An Iowa City West High School science teacher is one of 50 educators nationwide to be awarded an Advocate grant by the Society for Science and the Public. Carolyn Walling will receive $3,000 from the Society’s Advocate program, which attempts to “expand opportunities for underrepresented and low-income students by helping them to develop STEM projects,” according to the press release announcing the award.
“I’d done a lot of science fair work with my daughter when she was a student, so I’ve been really interested in getting more kids involved in the science fair,” Walling, who has taught chemistry at West High for 11 years, told Little Village.
Walling sees science fairs as a good way of capturing the attention of students who otherwise might not be interested in science.
“It’s much more student-led than school work. Kids get to become an expert on whatever they want,” Walling explained. “So, unlike at school where you have to study what the teacher tells you to study, you can choose your own project and be in charge of it.”

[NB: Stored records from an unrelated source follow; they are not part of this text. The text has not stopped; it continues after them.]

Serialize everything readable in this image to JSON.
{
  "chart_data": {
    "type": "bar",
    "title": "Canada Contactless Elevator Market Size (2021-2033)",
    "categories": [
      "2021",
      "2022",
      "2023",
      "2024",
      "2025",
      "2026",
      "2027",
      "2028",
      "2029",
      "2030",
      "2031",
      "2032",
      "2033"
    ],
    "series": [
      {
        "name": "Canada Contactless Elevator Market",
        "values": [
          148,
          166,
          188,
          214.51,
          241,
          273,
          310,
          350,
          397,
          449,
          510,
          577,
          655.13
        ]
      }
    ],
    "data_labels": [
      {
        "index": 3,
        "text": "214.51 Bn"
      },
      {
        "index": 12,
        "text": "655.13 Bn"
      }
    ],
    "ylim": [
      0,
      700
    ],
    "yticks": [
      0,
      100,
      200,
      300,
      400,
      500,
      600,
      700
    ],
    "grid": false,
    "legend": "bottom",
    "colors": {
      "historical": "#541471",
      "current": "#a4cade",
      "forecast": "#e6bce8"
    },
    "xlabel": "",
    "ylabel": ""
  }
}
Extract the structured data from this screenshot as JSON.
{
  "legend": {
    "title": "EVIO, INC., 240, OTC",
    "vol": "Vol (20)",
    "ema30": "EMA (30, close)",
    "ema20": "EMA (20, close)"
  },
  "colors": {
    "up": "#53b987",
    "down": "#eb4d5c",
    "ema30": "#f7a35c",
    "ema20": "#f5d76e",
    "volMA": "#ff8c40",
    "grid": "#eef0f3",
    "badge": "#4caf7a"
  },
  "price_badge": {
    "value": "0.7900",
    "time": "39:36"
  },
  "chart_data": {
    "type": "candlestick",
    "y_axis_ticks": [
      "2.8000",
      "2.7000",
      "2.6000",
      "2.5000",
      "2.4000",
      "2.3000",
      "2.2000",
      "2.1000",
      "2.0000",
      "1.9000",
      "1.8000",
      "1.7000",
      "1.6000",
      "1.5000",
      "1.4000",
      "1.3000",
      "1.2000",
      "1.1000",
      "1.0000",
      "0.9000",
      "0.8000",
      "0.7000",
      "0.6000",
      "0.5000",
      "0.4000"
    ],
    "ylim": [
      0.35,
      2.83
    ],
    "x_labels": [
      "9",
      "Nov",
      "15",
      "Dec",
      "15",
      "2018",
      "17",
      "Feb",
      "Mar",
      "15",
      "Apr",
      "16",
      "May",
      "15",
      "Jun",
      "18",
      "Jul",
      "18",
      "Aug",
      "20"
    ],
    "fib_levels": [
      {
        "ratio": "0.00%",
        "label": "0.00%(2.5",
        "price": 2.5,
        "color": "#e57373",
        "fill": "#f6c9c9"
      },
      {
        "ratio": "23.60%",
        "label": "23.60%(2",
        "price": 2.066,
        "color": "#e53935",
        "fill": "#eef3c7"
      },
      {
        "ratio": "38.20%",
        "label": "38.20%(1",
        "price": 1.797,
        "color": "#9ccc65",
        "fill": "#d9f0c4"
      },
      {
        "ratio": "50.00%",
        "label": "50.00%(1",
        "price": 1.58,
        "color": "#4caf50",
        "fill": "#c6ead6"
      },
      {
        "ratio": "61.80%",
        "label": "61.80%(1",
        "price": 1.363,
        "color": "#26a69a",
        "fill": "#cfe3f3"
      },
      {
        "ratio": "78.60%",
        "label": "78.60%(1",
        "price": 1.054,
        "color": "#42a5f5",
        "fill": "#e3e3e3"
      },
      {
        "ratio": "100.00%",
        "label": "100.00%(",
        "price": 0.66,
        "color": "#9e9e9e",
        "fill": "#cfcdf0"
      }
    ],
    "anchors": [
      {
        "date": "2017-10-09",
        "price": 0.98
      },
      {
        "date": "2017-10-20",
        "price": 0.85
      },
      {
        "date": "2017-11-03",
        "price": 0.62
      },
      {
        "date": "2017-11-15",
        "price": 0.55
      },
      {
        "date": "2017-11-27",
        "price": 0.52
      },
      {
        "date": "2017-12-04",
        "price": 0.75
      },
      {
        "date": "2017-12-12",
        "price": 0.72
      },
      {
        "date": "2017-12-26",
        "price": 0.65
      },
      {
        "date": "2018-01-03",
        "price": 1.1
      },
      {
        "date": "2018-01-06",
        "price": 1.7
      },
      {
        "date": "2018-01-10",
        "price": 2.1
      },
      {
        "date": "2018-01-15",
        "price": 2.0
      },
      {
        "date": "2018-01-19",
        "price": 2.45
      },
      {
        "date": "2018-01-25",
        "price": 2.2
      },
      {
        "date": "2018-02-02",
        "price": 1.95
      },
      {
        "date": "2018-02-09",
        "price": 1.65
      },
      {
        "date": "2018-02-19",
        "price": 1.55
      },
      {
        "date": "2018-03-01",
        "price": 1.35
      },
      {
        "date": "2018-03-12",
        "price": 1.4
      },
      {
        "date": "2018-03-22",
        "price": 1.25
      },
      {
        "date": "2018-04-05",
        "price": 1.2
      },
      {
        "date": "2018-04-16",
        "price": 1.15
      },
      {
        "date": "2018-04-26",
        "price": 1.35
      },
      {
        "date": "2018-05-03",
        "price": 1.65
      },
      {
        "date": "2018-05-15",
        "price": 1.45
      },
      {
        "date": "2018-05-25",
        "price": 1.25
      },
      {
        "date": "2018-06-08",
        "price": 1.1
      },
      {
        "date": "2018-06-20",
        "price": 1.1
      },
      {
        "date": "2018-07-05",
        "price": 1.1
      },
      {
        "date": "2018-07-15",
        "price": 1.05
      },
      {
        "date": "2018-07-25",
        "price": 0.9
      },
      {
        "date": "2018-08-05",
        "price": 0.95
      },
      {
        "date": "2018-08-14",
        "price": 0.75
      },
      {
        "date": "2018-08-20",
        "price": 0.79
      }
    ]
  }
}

Walling will start using her grant almost immediately. She plans to work with students in West High’s summer enrichment program.
“The program has its own science fair,” Walling said. “I’m hoping to help some of those students take their science fair projects further, and enter them into the regional and state science fair.”
The Society for Science and the Public was founded in 1921 as the Science Service, “with the goal of keeping the public informed of scientific achievements,” according to the Society’s site. The Advocate grant program was launched in 2015. This year the program received more 250 applications, from which its 50 grantees were selected.